Ontem postei nas minhas redes uma foto que tirei de uma pessoa na Igreja dos Franciscanos, em Juazeiro do Norte, minha cidade, e demorei alguns minutos entrando novamente em sua expressão facial. As mãos cobrindo parte do rosto, a cara de angústia, mas os joelhos dobrados, as palavras murmuradas na direção do altar cheio de estátuas, brilhos e cores.

Eu soube que precisava eternizar o momento em foto. Sentindo desconforto, pensei, nossa que fotografia linda. Eu nem sou fotógrafa, eu só queria registrar o Cariri para escrever melhor meu livro, para me encher de mais referências. Mas que sorte.

E do lado de fora da igreja, romeiros chegavam. Ônibus buzinando e me incomodando com a zuada. Mãe, filha e neta juntas. Uma mulher idosa descalça, pagando promessa. Uma aglomeração de pessoas que me dizia, tente observar.

Hoje é diferente. Vi imagens das igrejas do Cariri totalmente vazias. Em uma delas, as bandeiras dos estados do Nordeste foram deitadas nos bancos de madeira que, sem coronavírus, estariam lotados de romeiros. Apesar de melancólico, as bandeiras eram um ato de esperança.

Mas não pude sorrir.

Esse sentimento parece algo que eu não conseguiria alcançar, ainda que tentasse. Hoje vou pra lá e pra cá entre lutos e paciência. Triste porque o álbum novo da Lady Gaga não foi lançado — no momento ela adiou o álbum e arrecada milhares e milhares numa campanha para ajudar as pessoas que sofrem com o coronavírus —, triste porque os musicais foram adiados indefinidamente, triste porque sinto saudade de ir a um restaurante e postar fotos dos pratos no Instagram. Triste pelos rituais bobos da vida de antes.

Triste porque não acredito que em breve as pessoas vão alcançar o que esperançam.

Mas uma coisa que eu tenho é paciência para aguardar o futuro possível.
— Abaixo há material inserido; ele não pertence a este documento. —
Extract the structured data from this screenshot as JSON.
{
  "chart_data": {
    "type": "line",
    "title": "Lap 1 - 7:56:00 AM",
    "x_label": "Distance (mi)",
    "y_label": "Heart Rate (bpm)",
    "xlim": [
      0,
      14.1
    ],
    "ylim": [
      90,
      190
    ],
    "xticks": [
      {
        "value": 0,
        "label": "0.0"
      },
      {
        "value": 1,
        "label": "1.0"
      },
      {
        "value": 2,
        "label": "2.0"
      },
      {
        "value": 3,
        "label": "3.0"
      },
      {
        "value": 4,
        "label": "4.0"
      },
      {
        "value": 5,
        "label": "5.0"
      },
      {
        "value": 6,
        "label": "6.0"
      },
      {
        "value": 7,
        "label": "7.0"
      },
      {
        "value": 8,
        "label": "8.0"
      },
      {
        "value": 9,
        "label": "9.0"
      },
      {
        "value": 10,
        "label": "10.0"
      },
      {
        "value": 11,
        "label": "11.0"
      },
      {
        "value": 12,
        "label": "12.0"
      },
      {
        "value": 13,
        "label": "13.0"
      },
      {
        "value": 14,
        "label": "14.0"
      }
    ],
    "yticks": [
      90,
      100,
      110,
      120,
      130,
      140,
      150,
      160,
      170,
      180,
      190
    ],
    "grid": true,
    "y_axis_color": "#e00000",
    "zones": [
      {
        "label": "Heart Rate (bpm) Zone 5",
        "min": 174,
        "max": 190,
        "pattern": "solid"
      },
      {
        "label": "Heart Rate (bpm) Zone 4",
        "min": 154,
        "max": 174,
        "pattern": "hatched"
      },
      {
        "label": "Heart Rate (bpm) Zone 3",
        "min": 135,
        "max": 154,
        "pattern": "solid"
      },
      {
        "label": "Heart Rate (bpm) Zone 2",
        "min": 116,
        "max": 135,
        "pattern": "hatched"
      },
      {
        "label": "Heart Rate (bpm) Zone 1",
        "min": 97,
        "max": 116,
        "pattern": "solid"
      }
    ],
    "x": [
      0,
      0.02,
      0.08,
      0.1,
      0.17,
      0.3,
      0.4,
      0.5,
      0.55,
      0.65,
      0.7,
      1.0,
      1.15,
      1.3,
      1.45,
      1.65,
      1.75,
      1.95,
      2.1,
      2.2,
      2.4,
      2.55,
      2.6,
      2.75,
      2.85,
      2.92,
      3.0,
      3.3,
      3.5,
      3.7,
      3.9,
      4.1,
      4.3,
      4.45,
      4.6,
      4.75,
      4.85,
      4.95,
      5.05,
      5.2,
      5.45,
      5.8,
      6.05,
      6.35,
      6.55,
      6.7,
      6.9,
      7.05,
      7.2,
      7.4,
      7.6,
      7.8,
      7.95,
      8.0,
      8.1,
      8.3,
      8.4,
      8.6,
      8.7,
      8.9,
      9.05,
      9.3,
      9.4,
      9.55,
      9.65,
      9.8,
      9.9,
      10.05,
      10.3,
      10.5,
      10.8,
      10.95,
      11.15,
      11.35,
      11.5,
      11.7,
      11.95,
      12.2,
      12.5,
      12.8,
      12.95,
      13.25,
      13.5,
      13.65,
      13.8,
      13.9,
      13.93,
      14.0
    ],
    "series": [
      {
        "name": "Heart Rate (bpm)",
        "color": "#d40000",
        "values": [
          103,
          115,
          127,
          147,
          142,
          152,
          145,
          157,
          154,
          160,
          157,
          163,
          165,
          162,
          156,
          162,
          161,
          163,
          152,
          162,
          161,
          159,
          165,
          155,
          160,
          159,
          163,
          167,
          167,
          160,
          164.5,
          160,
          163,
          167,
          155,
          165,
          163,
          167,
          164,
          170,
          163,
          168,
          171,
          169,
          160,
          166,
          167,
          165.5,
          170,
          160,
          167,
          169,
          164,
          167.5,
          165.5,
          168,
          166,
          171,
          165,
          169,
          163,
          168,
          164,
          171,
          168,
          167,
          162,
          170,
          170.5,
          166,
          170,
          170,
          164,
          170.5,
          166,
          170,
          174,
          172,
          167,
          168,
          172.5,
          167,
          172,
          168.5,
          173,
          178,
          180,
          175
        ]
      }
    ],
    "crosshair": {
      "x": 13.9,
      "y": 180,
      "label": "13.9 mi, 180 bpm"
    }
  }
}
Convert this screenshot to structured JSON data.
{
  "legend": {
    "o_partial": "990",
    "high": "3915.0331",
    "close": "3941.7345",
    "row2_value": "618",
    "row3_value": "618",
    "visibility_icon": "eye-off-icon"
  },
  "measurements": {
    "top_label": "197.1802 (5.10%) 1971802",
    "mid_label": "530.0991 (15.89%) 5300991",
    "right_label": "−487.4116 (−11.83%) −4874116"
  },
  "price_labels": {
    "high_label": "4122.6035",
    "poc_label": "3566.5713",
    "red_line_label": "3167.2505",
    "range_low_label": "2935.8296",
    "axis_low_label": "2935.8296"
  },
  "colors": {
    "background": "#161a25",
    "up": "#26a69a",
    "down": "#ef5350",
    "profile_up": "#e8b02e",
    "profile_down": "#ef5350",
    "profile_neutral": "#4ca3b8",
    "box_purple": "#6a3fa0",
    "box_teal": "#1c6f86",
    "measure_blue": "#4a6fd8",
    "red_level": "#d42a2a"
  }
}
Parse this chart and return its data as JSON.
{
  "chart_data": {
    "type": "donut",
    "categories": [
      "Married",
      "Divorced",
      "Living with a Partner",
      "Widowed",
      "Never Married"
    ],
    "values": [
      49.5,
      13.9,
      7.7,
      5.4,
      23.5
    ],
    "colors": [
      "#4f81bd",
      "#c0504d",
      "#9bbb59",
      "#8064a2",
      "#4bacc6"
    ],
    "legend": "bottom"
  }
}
Durante o isolamento, foram publicadas minhas respostas a um questionário Proust (https://gamarevista.com.br/pessoas/questionario-proust/escritora-jarid-arraes/) e à pergunta qual talento você gostaria de ter?, respondi que o das histórias possíveis. Hoje, enquanto ouço meu namorado tentando confortar minha sogra pelo celular, meu cachorro ansioso porque não corre e não brinca com outros cães, as notícias cheias de gente que não leva a pandemia a sério, enquanto ouço e vejo e sinto tudo isso, eu percebo que as histórias que eu conto são sempre as possíveis. As histórias que conto pra mim, as que escrevo. Por mais insólitas, ou ainda que descrentes, são possíveis.

Enxergo isso e sorrio.

Enquanto o possível acontece agora, no presente, enquanto o possível se torna presente ao chegar um novo dia, e outro, e outro, eu jogo The Sims 4 inventando vidas diversas, jogo Mortal Kombat 11 e xingo, dou risada, dou golpes completamente absurdos e mesmo depois de ter o crânio esmagado, a personagem que escolho para lutar continua viva, dando golpes muito mais fortes.
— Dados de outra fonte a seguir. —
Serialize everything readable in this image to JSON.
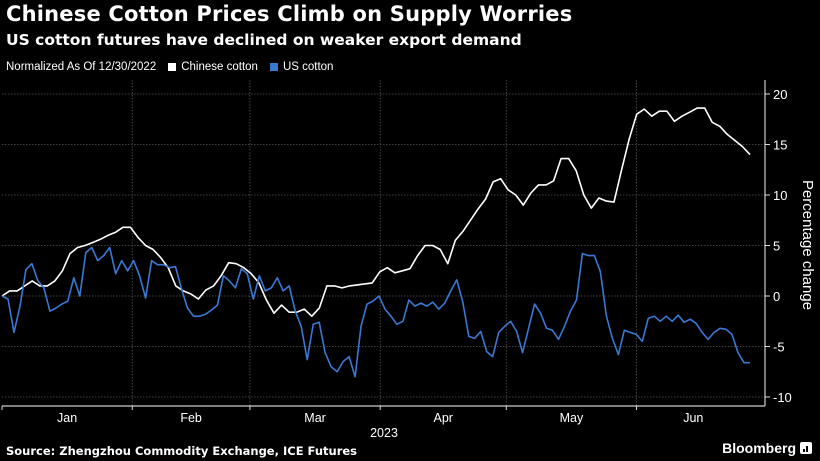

Sim, há mais de um mês só como comida congelada e carboidratos. Coloco milho em tudo. Eu bebo chá. Vejo filmes de Bollywood com muita música e dança — recomendo Bajirao Mastani e Rab Ne Bana Di Jodi, dois dos meus favoritos.

Antes que eu sinta saudade demais do que já foi e nunca mais será, arrasto meus olhos para o presente.

Sim, eu sorrio quando me centro no presente.

Porque é agora, nesse dia, enquanto escrevo, que consigo perguntar: assim como fotografei aquela pessoa cheia de angústia e fé, como capturar, ao mesmo tempo, o possível e a esperança?